Degree Year

2020

Document Type

Thesis

Degree Name

Bachelor of Arts

Department

Classics

Advisor(s)

Christopher V. Trinacty

Committee Member(s)

Benjamin Todd Lee
Jane Sancinito

Keywords

Ancient civilizations, Ancient history, Classical studies, Comparative literature, History, Rhetoric

Abstract

Imagine a Roman citizen of the 50s BCE unrolling Caesar’s Commentarii de Bello Gallico. They might expect a dramatic tale of barbarians rushing naked against Roman shields with faces painted blue, blonde mustaches adorning their faces, their hair like horses’ manes flowing in the wind. Our Roman would probably believe Gallic society to be even more mysterious than their battle tactics; after all, they counsel with druids, they count by nights, and they believe in a never-ending cycle of life and death.
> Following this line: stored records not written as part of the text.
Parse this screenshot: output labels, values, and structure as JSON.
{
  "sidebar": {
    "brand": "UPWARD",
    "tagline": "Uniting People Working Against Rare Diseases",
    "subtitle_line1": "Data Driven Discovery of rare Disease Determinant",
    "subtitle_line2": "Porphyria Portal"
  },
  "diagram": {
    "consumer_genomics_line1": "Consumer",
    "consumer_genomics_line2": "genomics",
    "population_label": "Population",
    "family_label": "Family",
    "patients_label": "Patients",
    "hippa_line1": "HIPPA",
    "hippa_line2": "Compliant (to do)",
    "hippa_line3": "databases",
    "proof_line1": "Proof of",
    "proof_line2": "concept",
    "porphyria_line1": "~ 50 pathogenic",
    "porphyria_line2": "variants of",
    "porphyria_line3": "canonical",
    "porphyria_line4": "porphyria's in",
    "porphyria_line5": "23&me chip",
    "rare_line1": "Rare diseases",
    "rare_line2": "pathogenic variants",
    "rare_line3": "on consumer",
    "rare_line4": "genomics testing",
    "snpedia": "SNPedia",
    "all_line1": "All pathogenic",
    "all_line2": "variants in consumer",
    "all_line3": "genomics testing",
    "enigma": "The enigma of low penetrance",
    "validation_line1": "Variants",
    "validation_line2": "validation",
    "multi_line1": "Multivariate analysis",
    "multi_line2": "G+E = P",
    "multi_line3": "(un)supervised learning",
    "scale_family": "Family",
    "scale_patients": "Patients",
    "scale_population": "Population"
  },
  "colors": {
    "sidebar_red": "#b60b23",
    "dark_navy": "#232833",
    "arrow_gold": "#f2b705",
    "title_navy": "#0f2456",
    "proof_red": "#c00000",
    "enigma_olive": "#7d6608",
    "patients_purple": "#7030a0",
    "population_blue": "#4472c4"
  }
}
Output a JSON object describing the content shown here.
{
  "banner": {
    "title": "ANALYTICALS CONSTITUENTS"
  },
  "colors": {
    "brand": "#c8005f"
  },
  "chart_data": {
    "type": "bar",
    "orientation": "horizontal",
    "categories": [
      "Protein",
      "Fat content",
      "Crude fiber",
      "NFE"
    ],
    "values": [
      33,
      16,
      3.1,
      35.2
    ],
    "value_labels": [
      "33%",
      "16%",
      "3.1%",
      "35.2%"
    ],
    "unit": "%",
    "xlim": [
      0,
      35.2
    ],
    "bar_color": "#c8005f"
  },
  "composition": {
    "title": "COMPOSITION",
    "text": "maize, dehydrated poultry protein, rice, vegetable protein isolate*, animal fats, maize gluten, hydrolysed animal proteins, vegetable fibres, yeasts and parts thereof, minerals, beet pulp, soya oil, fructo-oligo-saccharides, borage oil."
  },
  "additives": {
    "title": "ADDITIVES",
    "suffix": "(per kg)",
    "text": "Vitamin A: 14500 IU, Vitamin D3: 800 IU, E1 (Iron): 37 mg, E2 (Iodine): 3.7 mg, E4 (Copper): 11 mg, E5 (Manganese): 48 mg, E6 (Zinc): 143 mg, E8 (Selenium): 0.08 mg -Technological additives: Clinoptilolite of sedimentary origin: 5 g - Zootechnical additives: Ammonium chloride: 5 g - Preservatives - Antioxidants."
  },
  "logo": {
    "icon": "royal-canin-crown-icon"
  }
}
Although some Romans possibly read Posidonius’ account of Gallic society (which dispels some of these prejudices), most would think of them as the barbaric enemy to the North. After all, these were the descendants of the Gauls that sacked Rome in 390 BCE. At distinct points in the narrative, this is what Caesar wants you and I, or rather his Roman audience, to believe is the reality of Gaul. However, it is a purposeful exaggeration of the truth, an invented Gaul created by a man writing an account of his own achievements. Caesar clearly exaggerates the social function of clientela among the Gauls, which is first described in Posidonius. Posidonius describes the “parasites” that eat around the military gentry, but this relationship is concerned with nothing more than dining traditions. Caesar on the other hand uses clientela as the central piece for his ethnographic purposes because of the prevalence of patrons and clients in Rome. In the world of the late Roman Republic, clientela and its web of power relations deeply affected the political landscape. Caesar exaggerates these aspects in Gauls not only because the Roman landscape is dominated by clientela, but also because he wants to comment on the implications of this system in Rome of the 50s BCE. Leaders such as Cicero, Pompey and Caesar amassed massive numbers of clients and in turn increased their personal power. I will argue that Caesar’s exaggeration of Gallic clientela plays into this trend. I have chosen to focus on clientela, as it speaks directly to Caesar’s internal and external motivations. In doing this, I will be able to show what purpose the ethnography served Caesar the general, the statesman, and most importantly, the conqueror.